[Spambayes] Matt Sergeant: Introduction

Mon, 30 Sep 2002 14:43:52 -0400

[Matt Sergeant]

Thanks for the introduction, Matt!  Welcome.

> ...
> Like you all, I discovered very quickly that it's the tokenisation
> techniques that are the biggest "win" when it comes down to it.

The first thing I tried after implementing Graham's scheme was special
tokenization and tagging of embedded http/https/ftp thingies.  That
instantly cut the false negative rate in half.  It remains the single
biggest win we ever got.  The rest has been an aggregation of many smaller
wins, and the benefit gotten over time from finding and removing the biases
in Paul's formulation has been highly significant.  That eventually hit a
wall,where this set of 3 artificialities was stubborn:

    artificially clamping spamprobs into [0.01, 0.99]
    artificially boosting ham counts
    looking at only the 16 most-extreme words

Changing any one, or any two, of those, gave at best mixed results.  It took
wholesale adoption of all of Gary Robinson's ideas at once (some of which
aren't really explained (yet?) on his webpage) to nuke them all.  The fewer
the number of "mystery knobs", the better results have gotten, but the
original biases sometimes acted to cancel each other out in the areas they
hurt most, so you can't get here from there removing just one at a time.

> ...
> and I've done the Robinson stuff without the central limit theorem and
> it didn't work quite as well,

It won't unless you also remove the biases from Paul's scheme.  One of the
biggest wins we got was removing the gimmick that said "well, unless
hamcount*2 + spamcount >= 5, let's pretend we've never seen the word".  That
in particular doesn't seem to play well with Gary's combining formula.

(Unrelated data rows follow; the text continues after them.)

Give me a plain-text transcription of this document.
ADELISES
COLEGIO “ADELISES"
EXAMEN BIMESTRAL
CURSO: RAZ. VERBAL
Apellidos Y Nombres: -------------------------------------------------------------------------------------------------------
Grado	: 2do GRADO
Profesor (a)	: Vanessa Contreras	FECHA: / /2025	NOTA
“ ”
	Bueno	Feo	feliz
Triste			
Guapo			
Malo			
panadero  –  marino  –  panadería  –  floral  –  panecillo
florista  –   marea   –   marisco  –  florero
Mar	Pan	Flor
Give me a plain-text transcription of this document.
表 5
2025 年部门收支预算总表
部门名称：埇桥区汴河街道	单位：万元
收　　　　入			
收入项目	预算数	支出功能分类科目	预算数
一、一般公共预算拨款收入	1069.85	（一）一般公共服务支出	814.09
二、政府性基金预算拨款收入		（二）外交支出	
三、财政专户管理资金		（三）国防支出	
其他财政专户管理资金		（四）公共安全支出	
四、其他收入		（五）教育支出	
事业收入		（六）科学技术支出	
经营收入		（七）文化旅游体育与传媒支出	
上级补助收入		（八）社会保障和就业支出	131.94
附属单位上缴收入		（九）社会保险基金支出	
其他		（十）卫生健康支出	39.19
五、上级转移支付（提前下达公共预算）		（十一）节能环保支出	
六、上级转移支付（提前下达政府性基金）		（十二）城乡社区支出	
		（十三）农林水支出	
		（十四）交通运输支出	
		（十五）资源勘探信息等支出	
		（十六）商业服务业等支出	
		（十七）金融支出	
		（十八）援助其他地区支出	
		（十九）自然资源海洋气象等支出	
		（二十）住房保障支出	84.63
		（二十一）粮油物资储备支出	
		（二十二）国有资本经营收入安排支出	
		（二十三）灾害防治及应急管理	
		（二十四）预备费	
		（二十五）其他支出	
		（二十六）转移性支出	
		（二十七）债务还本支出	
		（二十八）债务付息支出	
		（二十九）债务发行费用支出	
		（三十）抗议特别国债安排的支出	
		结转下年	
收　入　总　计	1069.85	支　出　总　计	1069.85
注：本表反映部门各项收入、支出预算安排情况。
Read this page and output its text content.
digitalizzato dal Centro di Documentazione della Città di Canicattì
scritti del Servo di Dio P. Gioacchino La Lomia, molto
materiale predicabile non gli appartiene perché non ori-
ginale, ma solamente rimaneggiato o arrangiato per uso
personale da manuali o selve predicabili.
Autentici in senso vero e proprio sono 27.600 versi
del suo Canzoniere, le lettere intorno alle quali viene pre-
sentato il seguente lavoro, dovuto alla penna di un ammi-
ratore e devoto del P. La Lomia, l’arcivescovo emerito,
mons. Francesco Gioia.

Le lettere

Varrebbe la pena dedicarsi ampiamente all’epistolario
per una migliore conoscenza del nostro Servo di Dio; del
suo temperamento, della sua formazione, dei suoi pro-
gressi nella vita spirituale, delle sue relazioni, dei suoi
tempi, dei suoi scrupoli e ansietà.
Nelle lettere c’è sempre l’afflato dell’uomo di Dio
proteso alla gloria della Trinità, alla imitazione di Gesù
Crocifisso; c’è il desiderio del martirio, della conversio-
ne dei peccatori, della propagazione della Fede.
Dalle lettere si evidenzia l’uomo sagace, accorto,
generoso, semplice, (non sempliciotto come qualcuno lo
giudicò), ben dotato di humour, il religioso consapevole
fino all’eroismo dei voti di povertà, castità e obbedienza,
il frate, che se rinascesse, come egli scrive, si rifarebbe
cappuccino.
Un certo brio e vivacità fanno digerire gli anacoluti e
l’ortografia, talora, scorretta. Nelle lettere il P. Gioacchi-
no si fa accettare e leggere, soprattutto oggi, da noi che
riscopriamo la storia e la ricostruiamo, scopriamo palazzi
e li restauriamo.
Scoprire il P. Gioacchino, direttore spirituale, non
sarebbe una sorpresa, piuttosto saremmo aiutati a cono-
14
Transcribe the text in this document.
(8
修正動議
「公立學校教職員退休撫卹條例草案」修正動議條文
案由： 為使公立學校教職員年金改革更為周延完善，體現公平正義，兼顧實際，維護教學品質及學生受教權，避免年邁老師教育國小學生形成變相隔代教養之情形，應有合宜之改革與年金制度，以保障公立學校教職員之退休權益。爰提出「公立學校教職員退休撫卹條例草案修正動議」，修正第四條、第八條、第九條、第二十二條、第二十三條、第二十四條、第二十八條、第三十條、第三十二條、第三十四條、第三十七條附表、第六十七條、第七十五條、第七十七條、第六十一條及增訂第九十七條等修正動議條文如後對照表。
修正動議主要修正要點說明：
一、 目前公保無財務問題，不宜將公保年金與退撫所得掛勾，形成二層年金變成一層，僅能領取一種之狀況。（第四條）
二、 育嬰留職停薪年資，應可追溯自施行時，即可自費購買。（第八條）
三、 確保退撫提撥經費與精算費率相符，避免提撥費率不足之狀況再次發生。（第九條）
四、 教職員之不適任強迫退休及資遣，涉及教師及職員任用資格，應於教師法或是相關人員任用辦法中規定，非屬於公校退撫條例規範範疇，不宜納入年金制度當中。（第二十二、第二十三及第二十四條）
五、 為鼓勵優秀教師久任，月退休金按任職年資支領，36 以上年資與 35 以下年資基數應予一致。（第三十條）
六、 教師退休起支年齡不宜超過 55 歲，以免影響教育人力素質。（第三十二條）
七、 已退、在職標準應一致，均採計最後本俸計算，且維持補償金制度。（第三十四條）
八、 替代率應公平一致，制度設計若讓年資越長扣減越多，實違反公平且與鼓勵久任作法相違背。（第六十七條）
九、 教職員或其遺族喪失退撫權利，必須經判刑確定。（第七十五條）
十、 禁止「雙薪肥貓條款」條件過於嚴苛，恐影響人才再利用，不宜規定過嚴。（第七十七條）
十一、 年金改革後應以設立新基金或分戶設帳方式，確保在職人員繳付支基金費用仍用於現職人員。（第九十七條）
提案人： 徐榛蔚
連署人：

> so I'm hopefully going to get CLT done this week and see how it fares.
> Unfortunately I find python incredibly difficult to read, so it takes
> me a while!

Hmm.  I could tell you to mentally translate

    a.b

to

    $a->{b}

but I doubt your problem is at that level <wink>.  Post a snippet of Python
you find "incredibly difficult to read", and someone will be happy to walk
you thru it.  I really can't guess, as this particular criticism of Python
is one I've never heard before!

> ...
> such as how the probability stuff works so much better on individuals'
> corpora (or on a particular mailing list's corpus) than it does for
> hundreds of thousands of users.

That's been my suspicion, but we haven't tested it here yet.  So save us the
effort and tell us the bottom line from your tests <wink>.